Je peux augmenter mon personnel d’une ou deux personnes pour qu'ils puissent ouvrir toutes les boîtes et qu'ils enlèvent les étiquettes
, concède M. Atieh. Il assure que dorénavant plus aucune étiquette d’expédition ne sera visible dans ses magasins, sauf par erreur
.
M. Stewart, l’un des clients d’Amazon dont les renseignements personnels ont été exposés, ne se satisfait pas de cette solution.
Je ne pense pas que ce soit la responsabilité du revendeur [de protéger ces informations]. Je pense que c’est celle des grands détaillants, comme Amazon
, insiste-t-il.
À qui la responsabilité de retirer les étiquettes?
En réponse aux questions de CBC/Radio-Canada, Amazon dit fournir seulement des colis à des liquidateurs réputés
et que leurs contrats les obligent à supprimer les informations personnelles des clients avant de revendre les colis à des tiers
.
Contrairement au Québec, à l’Alberta et à la Colombie-Britannique, l’Ontario n’a pas de loi provinciale encadrant la protection des renseignements personnels par les entreprises privées.
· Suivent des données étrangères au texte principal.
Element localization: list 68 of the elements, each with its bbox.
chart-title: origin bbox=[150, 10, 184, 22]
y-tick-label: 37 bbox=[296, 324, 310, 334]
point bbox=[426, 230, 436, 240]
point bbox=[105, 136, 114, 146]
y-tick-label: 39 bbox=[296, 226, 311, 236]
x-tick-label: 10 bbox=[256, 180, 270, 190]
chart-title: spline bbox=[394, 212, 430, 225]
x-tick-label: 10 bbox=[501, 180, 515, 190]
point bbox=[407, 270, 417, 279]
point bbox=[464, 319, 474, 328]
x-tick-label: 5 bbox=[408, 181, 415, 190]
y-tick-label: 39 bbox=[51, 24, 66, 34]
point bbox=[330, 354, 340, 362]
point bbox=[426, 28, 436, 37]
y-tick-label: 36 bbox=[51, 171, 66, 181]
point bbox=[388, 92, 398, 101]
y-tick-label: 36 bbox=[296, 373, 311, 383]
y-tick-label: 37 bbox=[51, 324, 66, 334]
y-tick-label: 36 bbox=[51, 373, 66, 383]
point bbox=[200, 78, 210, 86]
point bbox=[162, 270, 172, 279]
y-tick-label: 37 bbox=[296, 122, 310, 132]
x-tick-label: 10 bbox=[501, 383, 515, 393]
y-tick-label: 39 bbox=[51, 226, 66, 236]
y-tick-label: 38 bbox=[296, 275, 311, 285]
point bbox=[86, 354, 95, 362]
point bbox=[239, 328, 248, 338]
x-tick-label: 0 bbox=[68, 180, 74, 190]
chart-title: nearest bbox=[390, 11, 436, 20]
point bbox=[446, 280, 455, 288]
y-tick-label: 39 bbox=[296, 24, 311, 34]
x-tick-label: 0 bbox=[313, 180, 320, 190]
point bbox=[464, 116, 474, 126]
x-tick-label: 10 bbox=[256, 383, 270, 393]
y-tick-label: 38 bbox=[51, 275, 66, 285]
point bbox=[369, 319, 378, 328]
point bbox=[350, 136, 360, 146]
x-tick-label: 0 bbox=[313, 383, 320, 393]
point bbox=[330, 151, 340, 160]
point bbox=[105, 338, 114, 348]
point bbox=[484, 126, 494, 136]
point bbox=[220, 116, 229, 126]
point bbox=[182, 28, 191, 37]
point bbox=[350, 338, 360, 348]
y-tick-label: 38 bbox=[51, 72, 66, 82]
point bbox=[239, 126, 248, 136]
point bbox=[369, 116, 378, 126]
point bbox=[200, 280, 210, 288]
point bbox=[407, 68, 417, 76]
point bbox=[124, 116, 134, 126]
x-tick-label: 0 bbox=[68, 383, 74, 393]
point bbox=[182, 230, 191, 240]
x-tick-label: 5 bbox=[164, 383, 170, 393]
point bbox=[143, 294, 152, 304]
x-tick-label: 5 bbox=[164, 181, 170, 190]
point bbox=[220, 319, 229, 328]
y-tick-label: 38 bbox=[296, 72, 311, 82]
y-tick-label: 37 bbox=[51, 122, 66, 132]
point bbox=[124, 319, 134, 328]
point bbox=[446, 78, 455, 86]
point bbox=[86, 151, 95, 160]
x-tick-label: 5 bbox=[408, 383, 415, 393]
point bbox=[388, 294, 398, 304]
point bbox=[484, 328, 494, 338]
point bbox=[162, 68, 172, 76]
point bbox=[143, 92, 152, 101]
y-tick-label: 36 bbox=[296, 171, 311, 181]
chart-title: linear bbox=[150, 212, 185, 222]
Celles-ci sont ainsi soumises à la législation fédérale et à la surveillance du Commissariat à la protection de la vie privée du Canada.
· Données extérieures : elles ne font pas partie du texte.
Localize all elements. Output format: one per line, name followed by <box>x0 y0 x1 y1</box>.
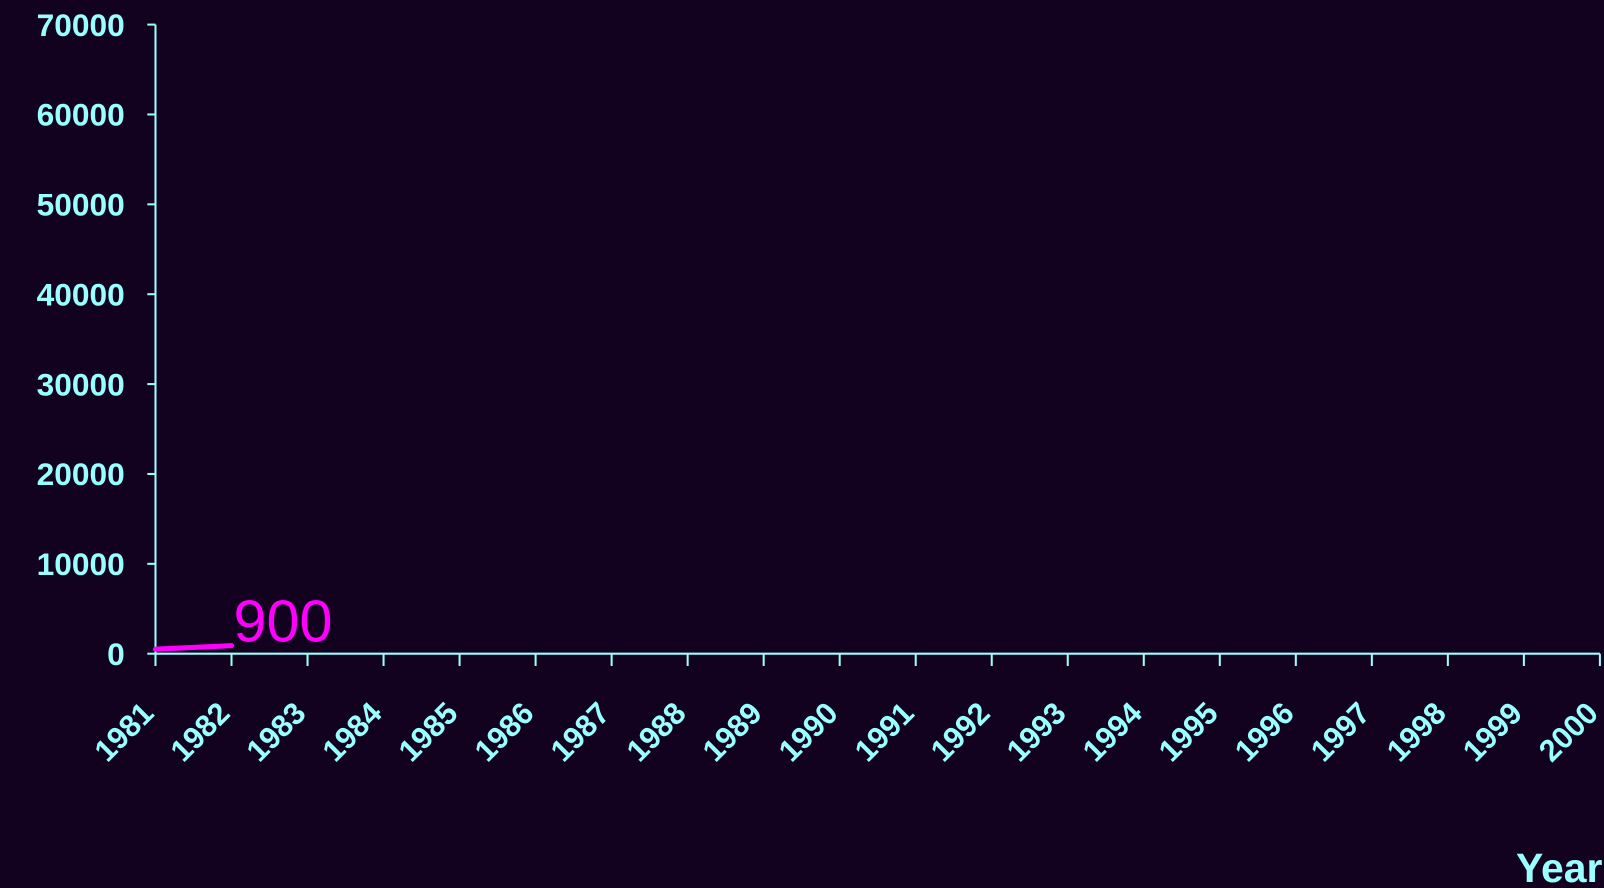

Sans avoir enquêté sur les pratiques du géant du commerce électronique, le Commissariat indique par courriel que les organisations assujetties à la loi fédérale doivent obtenir le consentement des personnes concernées avant de communiquer des renseignements personnels à une tierce partie.
Elles sont aussi responsables des renseignements personnels qu’elles ont en leur possession ou sous leur garde, y compris les renseignements confiés à une tierce partie
, ajoute Vito Pilieci, un porte-parole de l’organisme.
Il note toutefois que les entreprises peuvent s’acquitter de leurs obligations
en signant des contrats avec leurs partenaires qui garantissent la confidentialité et la sécurité des renseignements personnels de leurs clients.
Aux yeux de l’ancienne commissaire à la protection de la vie privée de l’Ontario, la réglementation fédérale est bien trop permissive.
Nous devons compter sur le bon vouloir des entreprises, qui souvent fait défaut
, s’indigne Mme Cavoukian.
Le Commissariat à la protection de la vie privée du Canada indique qu’il contactera Amazon pour recueillir plus d’informations sur la manière dont l’entreprise gère les colis qui lui sont retournés.